Haven't blogged in a few days, and it's not because I've been burned out from my blogging sprint two weeks ago like some people suggested. I've been under the weather and have had a lot of other things going on that required my attention. I actually have drafted several posts, just haven't published any of them for a variety of reasons. I have been getting good feedback still from several of my older posts, so that's nice to see.
At work we've been trying to become more Agile, and my boss has started using the curious words "agile" and "scrum" more frequently. We've had a very small team here for a while and our development processes have been very ad hoc and personalized. When your "team" is one person, and each "department" is one or two people, it's hard to say we need to implement particular methodologies to help promote better team development. Of course, as we grow the need for more standardized methodologies is becoming clear.
We set up a development server with SVN, Trac, and MediaWiki for our team to use. We had been using DynamSoft's Visual Source Anywhere Hosted service for our source control, which worked reasonably well when our team was smaller. However, as we grew larger and as our network infrastructure became more capable, it was less and less of an attractive option then running our own SVN repository on one of our development servers. We were also using DynamSoft's Issue Tracking Anywhere, which I never liked personally and found to be far less helpful to us then a free alternative like Trac or Bugzilla would be.
So I created installed SVN and created the repository (easy), installed XAMPP (easy) and MediaWiki (very easy). Then, it was time to install Trac. Saying that the installation (and ongoing configuration and maintenance) was difficult is an understatement. Welcome to dependency hell. Lasciate ogni speranza voi chi entrate.
XAMPP installed Apache 2.2, and I picked up the "latest" SVN (which is what the Trac documentation specified), which happens to be 1.6.3. I'm running this whole monstrous software stack on Windows Server. And don't tell me to use Linux instead, that isn't an acceptable or available solution in this case. I first tried installing everything on the existing IIS server, but that was even worse of a nightmare. So, I have made some concessions by running Apache instead (although the IT guys aren't thrilled about having one special-case Apache server in a whole network of all IIS servers, but they are going to deal with it).
Between the core Python distribution (2.5), modpython (3.3.1), the python SVN bindings, and Trac, there are very very few setups that I can use to ensure compatibility. Combine this with the fact that I have the newest SVN (1.6.3 at the time) and the newest Apache (2.2), and there are very few configurations that seem to work. Following the installation instructions for Trac alone give me huge headaches because the versions specified in the installation instructions don't work together, and that's straight out of the Trac documentation.
I've been able to get Trac o.11 installed and working but I have not been able to install any of the plugins we are interested in. Apparently most of the newest plugins expect Trac 0.11 to have Genshi 0.6, but my installation manages only to have Genshi 0.5.2. I tried to update, but Genshi doesn't appear to be compatible with Python 2.5 or something, and that failed. Too many error messages that I've seen over the course of a week of trying now, I can't remember what they all are specifically.

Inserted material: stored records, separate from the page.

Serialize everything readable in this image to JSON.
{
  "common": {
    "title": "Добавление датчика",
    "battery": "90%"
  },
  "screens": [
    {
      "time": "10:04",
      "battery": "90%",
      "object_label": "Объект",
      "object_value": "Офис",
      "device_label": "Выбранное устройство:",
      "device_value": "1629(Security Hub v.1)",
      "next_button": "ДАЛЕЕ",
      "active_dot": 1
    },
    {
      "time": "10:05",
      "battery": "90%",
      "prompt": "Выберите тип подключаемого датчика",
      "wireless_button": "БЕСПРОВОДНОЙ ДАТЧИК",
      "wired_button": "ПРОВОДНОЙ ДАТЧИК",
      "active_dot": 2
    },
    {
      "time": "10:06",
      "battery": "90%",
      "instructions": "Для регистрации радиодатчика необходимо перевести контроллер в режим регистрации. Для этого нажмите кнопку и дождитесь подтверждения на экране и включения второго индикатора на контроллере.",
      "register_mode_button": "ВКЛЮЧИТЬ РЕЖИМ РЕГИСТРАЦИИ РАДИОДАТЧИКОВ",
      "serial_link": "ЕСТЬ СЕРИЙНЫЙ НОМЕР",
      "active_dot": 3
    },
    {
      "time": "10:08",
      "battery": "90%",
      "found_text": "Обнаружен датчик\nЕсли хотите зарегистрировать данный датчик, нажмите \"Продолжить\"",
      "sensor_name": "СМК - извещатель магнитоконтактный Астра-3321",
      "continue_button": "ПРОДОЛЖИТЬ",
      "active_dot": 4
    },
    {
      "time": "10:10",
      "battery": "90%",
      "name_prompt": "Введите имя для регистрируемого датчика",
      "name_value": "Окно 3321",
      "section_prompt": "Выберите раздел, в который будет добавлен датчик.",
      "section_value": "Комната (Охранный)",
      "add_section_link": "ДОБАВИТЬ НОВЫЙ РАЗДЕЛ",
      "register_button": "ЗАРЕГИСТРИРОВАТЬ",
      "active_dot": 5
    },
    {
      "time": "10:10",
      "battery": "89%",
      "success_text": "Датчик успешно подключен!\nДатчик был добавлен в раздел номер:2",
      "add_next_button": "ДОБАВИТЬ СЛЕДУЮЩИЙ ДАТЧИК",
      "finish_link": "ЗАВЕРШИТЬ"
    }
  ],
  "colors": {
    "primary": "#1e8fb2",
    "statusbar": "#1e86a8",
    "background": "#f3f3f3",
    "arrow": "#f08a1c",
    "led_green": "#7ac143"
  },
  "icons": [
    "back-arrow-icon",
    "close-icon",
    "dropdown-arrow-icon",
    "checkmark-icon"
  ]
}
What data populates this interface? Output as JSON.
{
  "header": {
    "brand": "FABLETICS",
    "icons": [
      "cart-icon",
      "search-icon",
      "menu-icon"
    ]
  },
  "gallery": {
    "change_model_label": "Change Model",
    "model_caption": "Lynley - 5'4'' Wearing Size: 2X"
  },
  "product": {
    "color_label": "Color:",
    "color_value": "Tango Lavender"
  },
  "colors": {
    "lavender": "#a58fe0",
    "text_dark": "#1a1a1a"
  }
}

We already have Trac installed and in use by our team, so I'm not switching now to use Bugzilla or something different. However, as my first real experience with the Python ecosystem I am severely unimpressed and even disheartened. It is far more difficult getting these kinds of things installed then it should be. I don't deny that I've been a bit spoiled by Perls CPAN, and Ubuntus apt-get repository system, things that just work when I want them to.
The documentation I have seen (when any even exists) and the "help" I've been able to get from people is sub-par at best. Maybe that's the norm in the Python world or the open source world in general, and that's very upsetting to think about. It is all the more reason why I believe so strongly in the Parrot concepts of interoperability and platform abstraction.